Le 12 avril 2025, Brice Clotaire Oligui Nguema a été élu président du Gabon avec 90,35 % des voix, mettant officiellement fin à la transition militaire entamée après le coup d’État du 30 août 2023, qui avait chassé Ali Bongo du pouvoir. Porté par une rhétorique de rupture, le nouvel homme fort de Libreville promet la restauration des institutions, la lutte contre la corruption et la relance économique. Mais derrière ces déclarations grandiloquentes, son projet de société semble étonnamment timide, voire complaisant envers les forces économiques qui dominent le Gabon depuis des décennies. À l’heure où plusieurs pays africains, comme le Mali, le Niger et le Burkina Faso, revendiquent une souveraineté farouche face aux anciennes puissances coloniales, le Gabon, sous Oligui Nguema, semble s’enliser dans un statu quo dangereux.

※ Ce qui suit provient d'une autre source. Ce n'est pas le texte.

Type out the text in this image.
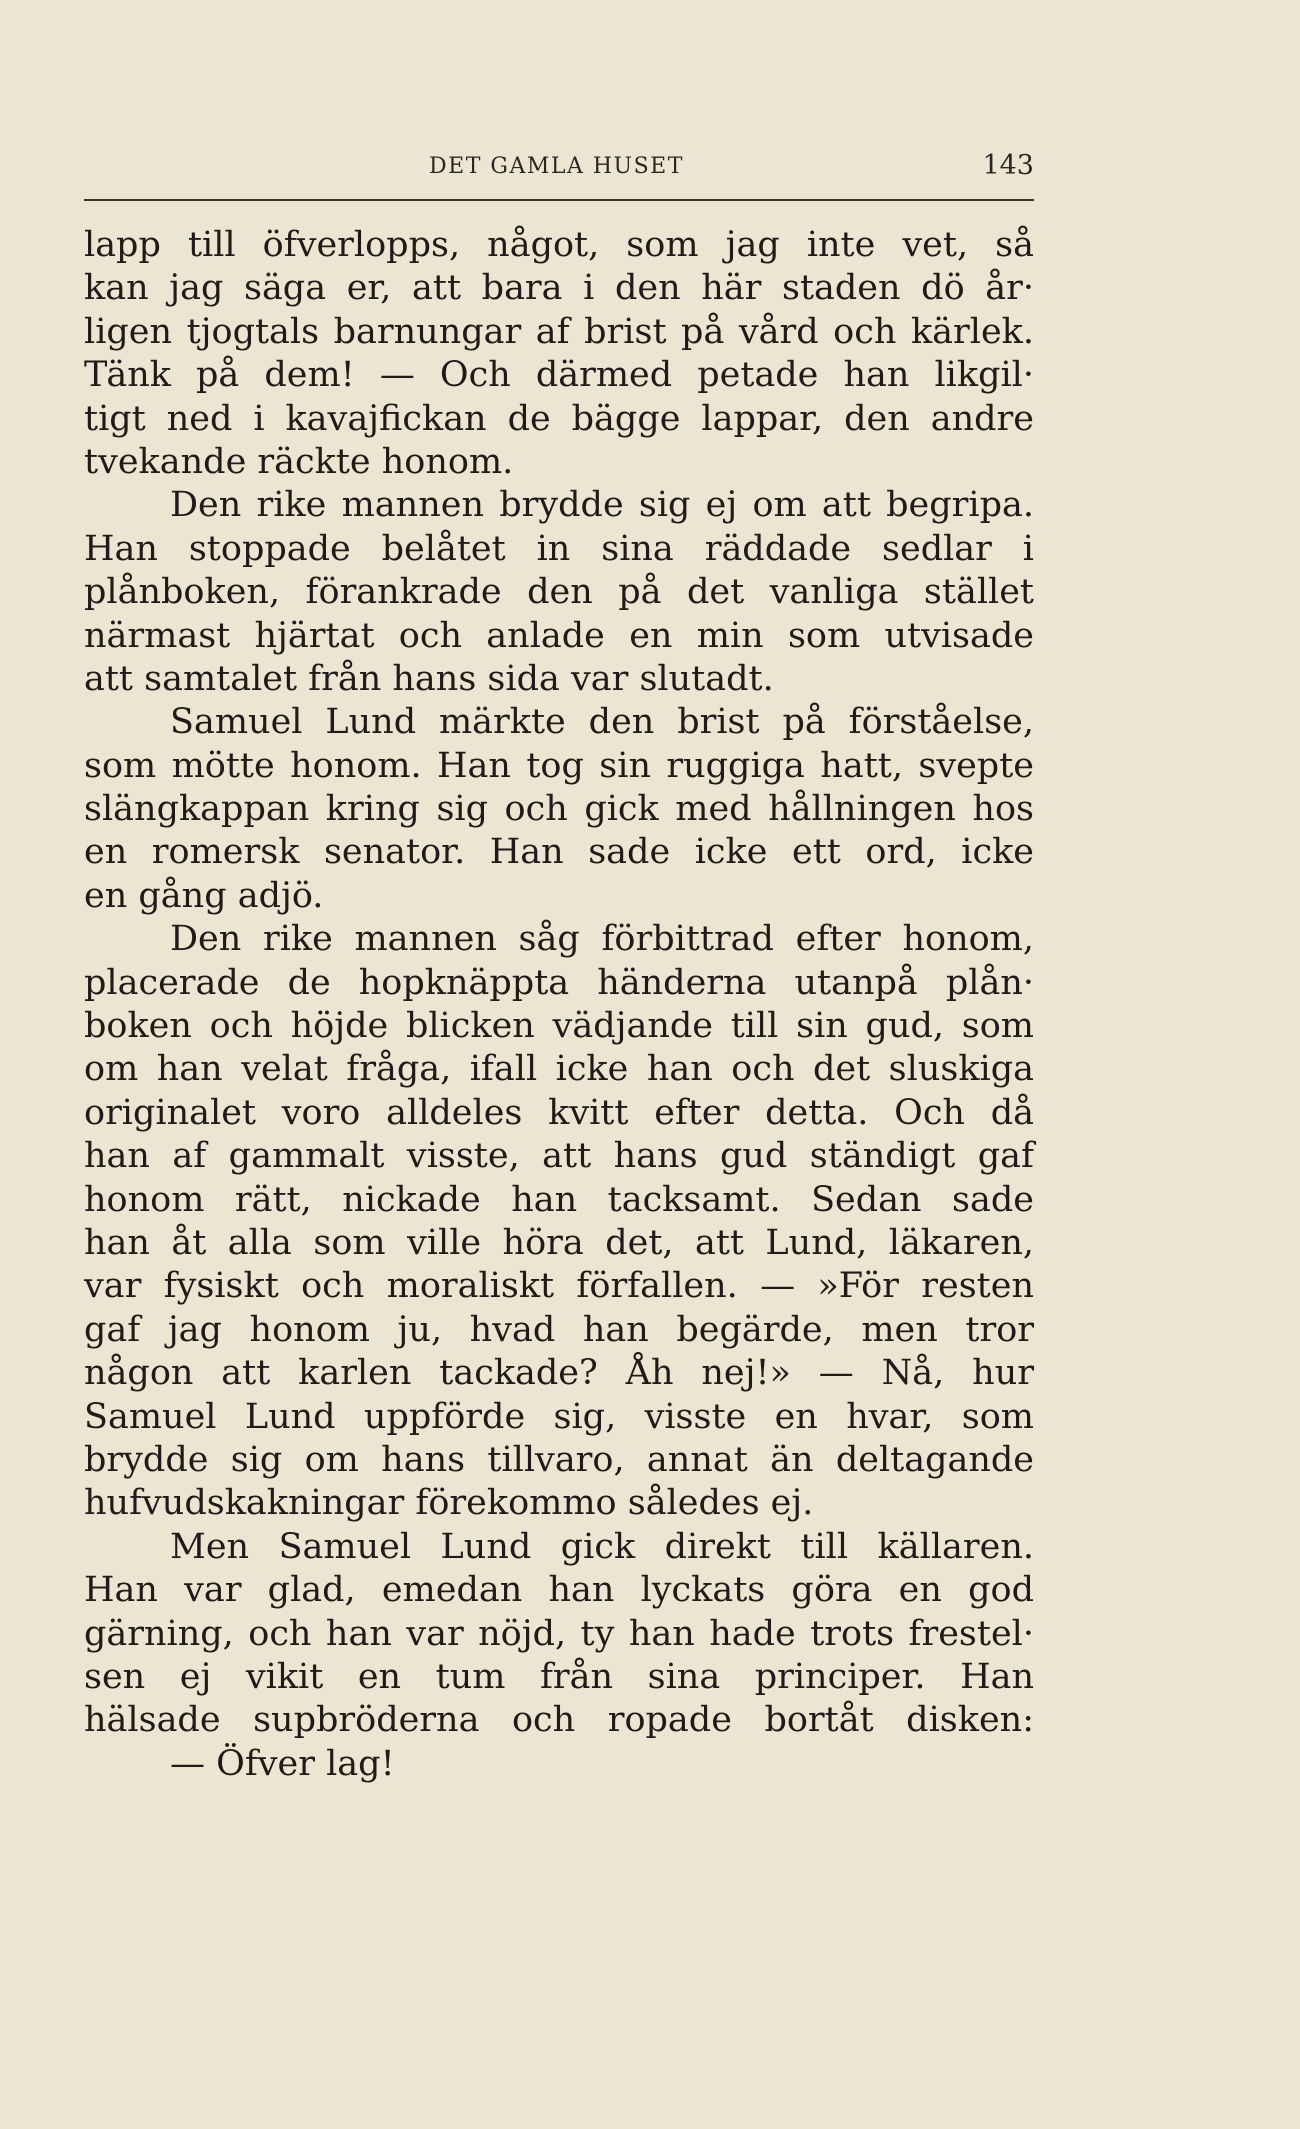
DET GAMLA HUSET	143
lapp till öfverlopps, något, som jag inte vet, så
kan jag säga er, att bara i den här staden dö år·
ligen tjogtals barnungar af brist på vård och kärlek.
Tänk på dem! — Och därmed petade han likgil·
tigt ned i kavajfickan de bägge lappar, den andre
tvekande räckte honom.
Den rike mannen brydde sig ej om att begripa.
Han stoppade belåtet in sina räddade sedlar i
plånboken, förankrade den på det vanliga stället
närmast hjärtat och anlade en min som utvisade
att samtalet från hans sida var slutadt.
Samuel Lund märkte den brist på förståelse,
som mötte honom. Han tog sin ruggiga hatt, svepte
slängkappan kring sig och gick med hållningen hos
en romersk senator. Han sade icke ett ord, icke
en gång adjö.
Den rike mannen såg förbittrad efter honom,
placerade de hopknäppta händerna utanpå plån·
boken och höjde blicken vädjande till sin gud, som
om han velat fråga, ifall icke han och det sluskiga
originalet voro alldeles kvitt efter detta. Och då
han af gammalt visste, att hans gud ständigt gaf
honom rätt, nickade han tacksamt. Sedan sade
han åt alla som ville höra det, att Lund, läkaren,
var fysiskt och moraliskt förfallen. — »För resten
gaf jag honom ju, hvad han begärde, men tror
någon att karlen tackade? Åh nej!» — Nå, hur
Samuel Lund uppförde sig, visste en hvar, som
brydde sig om hans tillvaro, annat än deltagande
hufvudskakningar förekommo således ej.
Men Samuel Lund gick direkt till källaren.
Han var glad, emedan han lyckats göra en god
gärning, och han var nöjd, ty han hade trots frestel·
sen ej vikit en tum från sina principer. Han
hälsade supbröderna och ropade bortåt disken:
— Öfver lag!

Un pouvoir militaire aux ambitions politiques floues
Ancien commandant de la Garde républicaine, Oligui Nguema incarne la continuité sécuritaire plus que la rupture politique. Son ascension marque certes la fin de la dynastie Bongo, au pouvoir depuis 1967, mais son profil rappelle davantage un réajustement interne qu’une véritable révolution. Contrairement aux putschistes ouest-africains, qui brandissent l’étendard du panafricanisme et de la souveraineté économique, le général-président gabonais reste évasif sur les questions structurelles : accaparement des ressources naturelles, mainmise des multinationales étrangères, diversification économique…

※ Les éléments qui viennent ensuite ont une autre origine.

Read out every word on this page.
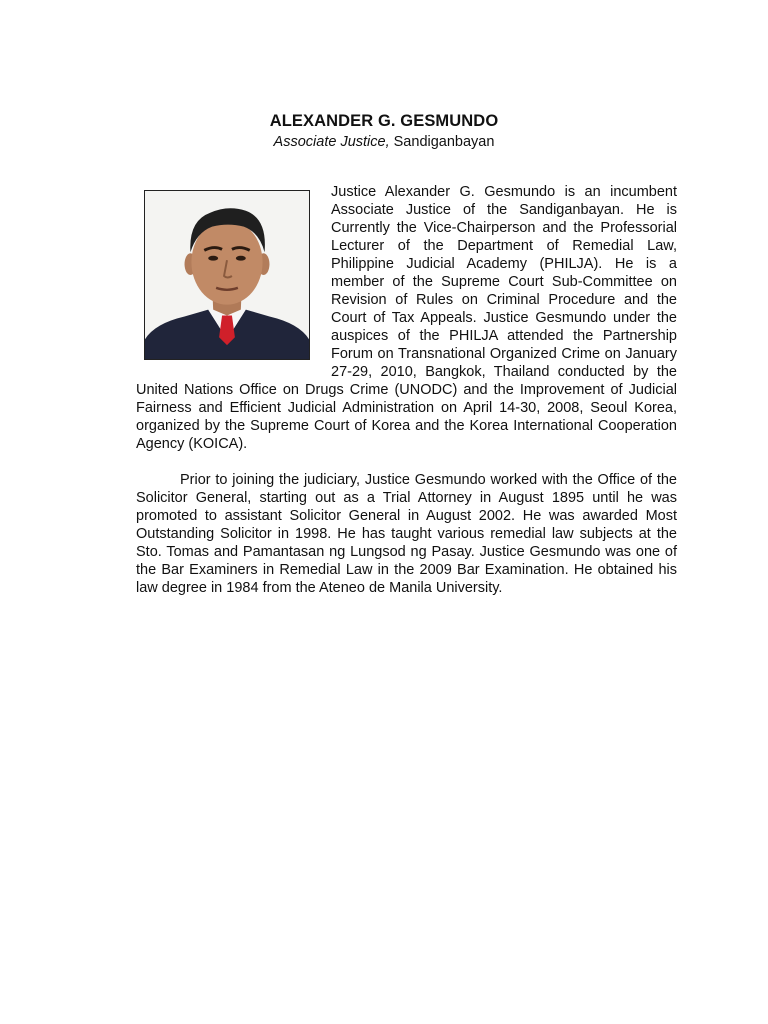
ALEXANDER G. GESMUNDO
Associate Justice, Sandiganbayan

Justice Alexander G. Gesmundo is an incumbent Associate Justice of the Sandiganbayan. He is Currently the Vice-Chairperson and the Professorial Lecturer of the Department of Remedial Law, Philippine Judicial Academy (PHILJA). He is a member of the Supreme Court Sub-Committee on Revision of Rules on Criminal Procedure and the Court of Tax Appeals. Justice Gesmundo under the auspices of the PHILJA attended the Partnership Forum on Transnational Organized Crime on January 27-29, 2010, Bangkok, Thailand conducted by the United Nations Office on Drugs Crime (UNODC) and the Improvement of Judicial Fairness and Efficient Judicial Administration on April 14-30, 2008, Seoul Korea, organized by the Supreme Court of Korea and the Korea International Cooperation Agency (KOICA).

Prior to joining the judiciary, Justice Gesmundo worked with the Office of the Solicitor General, starting out as a Trial Attorney in August 1895 until he was promoted to assistant Solicitor General in August 2002. He was awarded Most Outstanding Solicitor in 1998. He has taught various remedial law subjects at the Sto. Tomas and Pamantasan ng Lungsod ng Pasay. Justice Gesmundo was one of the Bar Examiners in Remedial Law in the 2009 Bar Examination. He obtained his law degree in 1984 from the Ateneo de Manila University.
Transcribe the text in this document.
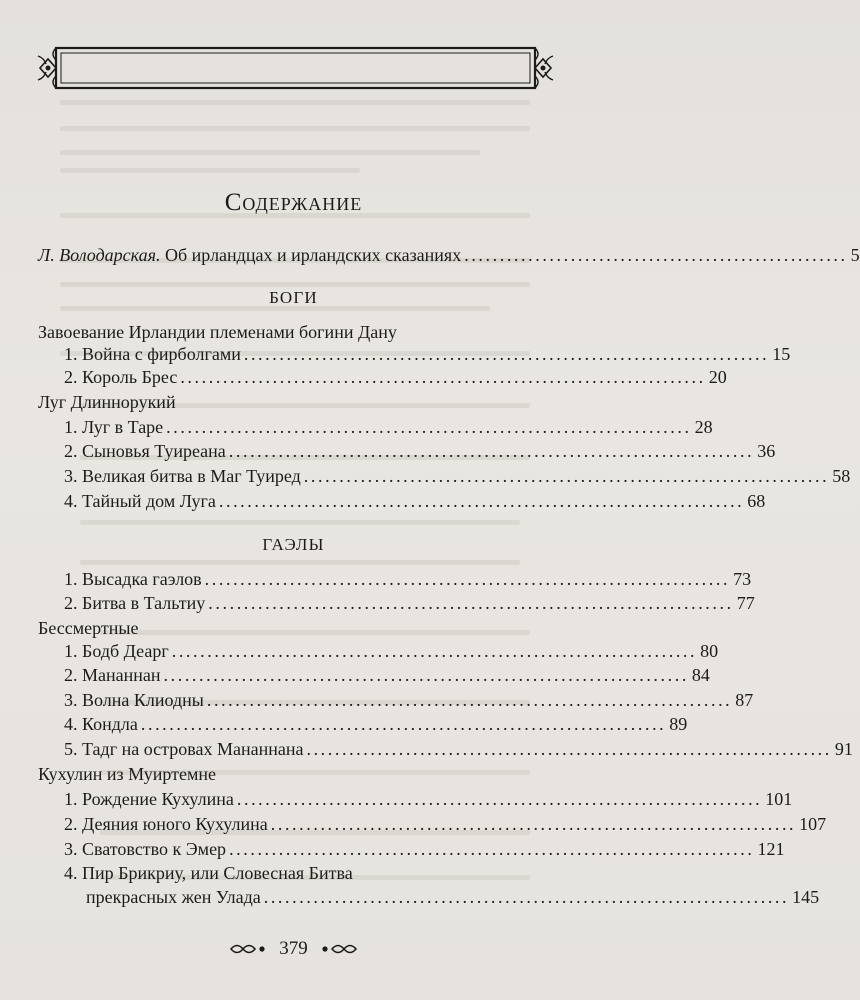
Содержание
Л. Володарская. Об ирландцах и ирландских сказаниях ...................................................... 5
БОГИ
Завоевание Ирландии племенами богини Дану
1. Война с фирболгами .......................................................................... 15
2. Король Брес .......................................................................... 20
Луг Длиннорукий
1. Луг в Таре .......................................................................... 28
2. Сыновья Туиреана .......................................................................... 36
3. Великая битва в Маг Туиред .......................................................................... 58
4. Тайный дом Луга .......................................................................... 68
ГАЭЛЫ
1. Высадка гаэлов .......................................................................... 73
2. Битва в Тальтиу .......................................................................... 77
Бессмертные
1. Бодб Деарг .......................................................................... 80
2. Мананнан .......................................................................... 84
3. Волна Клиодны .......................................................................... 87
4. Кондла .......................................................................... 89
5. Тадг на островах Мананнана .......................................................................... 91
Кухулин из Муиртемне
1. Рождение Кухулина .......................................................................... 101
2. Деяния юного Кухулина .......................................................................... 107
3. Сватовство к Эмер .......................................................................... 121
4. Пир Брикриу, или Словесная Битва
прекрасных жен Улада .......................................................................... 145
379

Une économie toujours sous perfusion française
Le Gabon, pays riche en pétrole, manganèse et bois, reste paradoxalement prisonnier d’une économie extravertie. Malgré les discours sur la lutte contre le chômage (36,4 % de la population active), aucune mesure audacieuse n’est proposée pour s’affranchir de la dépendance aux industries extractives. Pire, les multinationales françaises continuent de dominer les secteurs clés :
– TotalEnergies et Perenco contrôlent l’or noir gabonais.
– Eramet exploite le manganèse, essentiel pour les batteries électriques, sans grande valeur ajoutée locale.
– Bolloré Africa Logistics et Colas monopolisent les infrastructures.
– Carrefour et Intermarché dominent la grande distribution, étouffant les commerces locaux.
Cette emprise économique perpétue la Françafrique, ce système néocolonial dénoncé depuis des décennies, mais que le nouveau régime ne semble pas prêt à démanteler.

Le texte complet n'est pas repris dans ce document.